There is a lot of work ahead to get regulators in developing countries to update their financial regulations. If the regulations limit digital banking, as is still the case in most countries, innovators can’t enter.

Another key factor to getting the use of digital money to critical mass is making sure there are enough locations where people can convert digital money into cash and cash into digital money. Without this as an enabling factor, the digital economy can’t get started. Making sure that enough retail stores in every community provide this service allows the digital economy to bootstrap into the mainstream.

Less Illiteracy and better education

Online Education has already come a long way, as you can see at sites like Khan Academy, and it will advance even more in the next 15 years. Before a child even starts primary school, she will be able to use her mom’s smartphone to learn her numbers and letters, giving her a big head start. Software will be able to see when she’s having trouble with the material and adjust for her pace. She will collaborate with teachers and other students in a much richer way. If she is learning a language, she’ll be able to speak out loud and the software will give her feedback on her pronunciation. (Some sites do this today, but the technology will improve a lot.)

Many of today’s online classes are disconnected from career paths, but that will change too. Suppose you want to be a health worker; you’ll be able to find out what level of math, chemistry, and other subjects you need to meet the requirements, and you’ll be able to do much of the work online. Some content will need to be localized for different places and languages. Yet the basic ideas don’t change; algebra works the same way everywhere.

There is one thing software will never do: replace teachers.
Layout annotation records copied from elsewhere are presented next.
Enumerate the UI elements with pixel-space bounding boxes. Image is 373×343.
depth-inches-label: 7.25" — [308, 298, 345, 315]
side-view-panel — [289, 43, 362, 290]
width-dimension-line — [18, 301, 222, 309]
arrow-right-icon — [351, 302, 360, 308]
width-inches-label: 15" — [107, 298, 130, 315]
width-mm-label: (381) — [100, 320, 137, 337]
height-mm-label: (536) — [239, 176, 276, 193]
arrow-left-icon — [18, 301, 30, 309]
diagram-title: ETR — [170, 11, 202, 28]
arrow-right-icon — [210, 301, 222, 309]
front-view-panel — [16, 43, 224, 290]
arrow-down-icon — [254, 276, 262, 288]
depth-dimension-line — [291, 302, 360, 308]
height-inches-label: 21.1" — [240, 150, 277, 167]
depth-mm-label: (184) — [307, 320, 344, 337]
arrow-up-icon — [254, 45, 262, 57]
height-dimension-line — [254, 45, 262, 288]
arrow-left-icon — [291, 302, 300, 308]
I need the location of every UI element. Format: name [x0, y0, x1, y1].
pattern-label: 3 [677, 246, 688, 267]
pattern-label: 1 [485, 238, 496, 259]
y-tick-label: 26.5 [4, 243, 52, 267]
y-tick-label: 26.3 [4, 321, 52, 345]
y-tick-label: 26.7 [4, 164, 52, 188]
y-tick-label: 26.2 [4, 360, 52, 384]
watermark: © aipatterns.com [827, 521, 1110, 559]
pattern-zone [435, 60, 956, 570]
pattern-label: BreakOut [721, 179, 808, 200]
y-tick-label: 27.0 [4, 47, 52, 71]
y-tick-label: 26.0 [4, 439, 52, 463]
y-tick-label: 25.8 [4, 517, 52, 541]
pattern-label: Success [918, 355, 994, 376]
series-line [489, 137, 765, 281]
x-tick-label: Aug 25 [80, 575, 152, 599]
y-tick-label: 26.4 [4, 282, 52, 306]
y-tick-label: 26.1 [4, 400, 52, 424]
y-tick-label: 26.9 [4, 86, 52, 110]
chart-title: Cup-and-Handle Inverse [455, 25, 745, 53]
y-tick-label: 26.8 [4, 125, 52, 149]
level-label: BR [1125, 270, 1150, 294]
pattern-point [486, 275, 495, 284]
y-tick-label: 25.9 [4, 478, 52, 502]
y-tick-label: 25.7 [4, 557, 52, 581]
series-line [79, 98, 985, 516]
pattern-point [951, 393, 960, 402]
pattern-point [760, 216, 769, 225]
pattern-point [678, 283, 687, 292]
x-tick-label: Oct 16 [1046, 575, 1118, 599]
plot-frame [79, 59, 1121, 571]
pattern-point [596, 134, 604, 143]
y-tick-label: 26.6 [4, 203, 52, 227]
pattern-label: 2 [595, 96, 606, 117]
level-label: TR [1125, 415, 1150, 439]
Even the most self-motivated student needs guidance and support. But software can play a crucial role, for example by connecting teachers to each other. They will be able to upload videos of themselves and get advice from their peers, watch the best teachers in the world at work, and get real-time feedback from their students. These advances will be important in the United States, and they’ll have an even bigger impact on teachers in developing countries where enrollment is high but achievement is not.

To make the most of these innovations, we need to close the gender gap. In Africa, women are 24 percent less likely than men to own a cell phone; in South Asia, it’s 37 percent.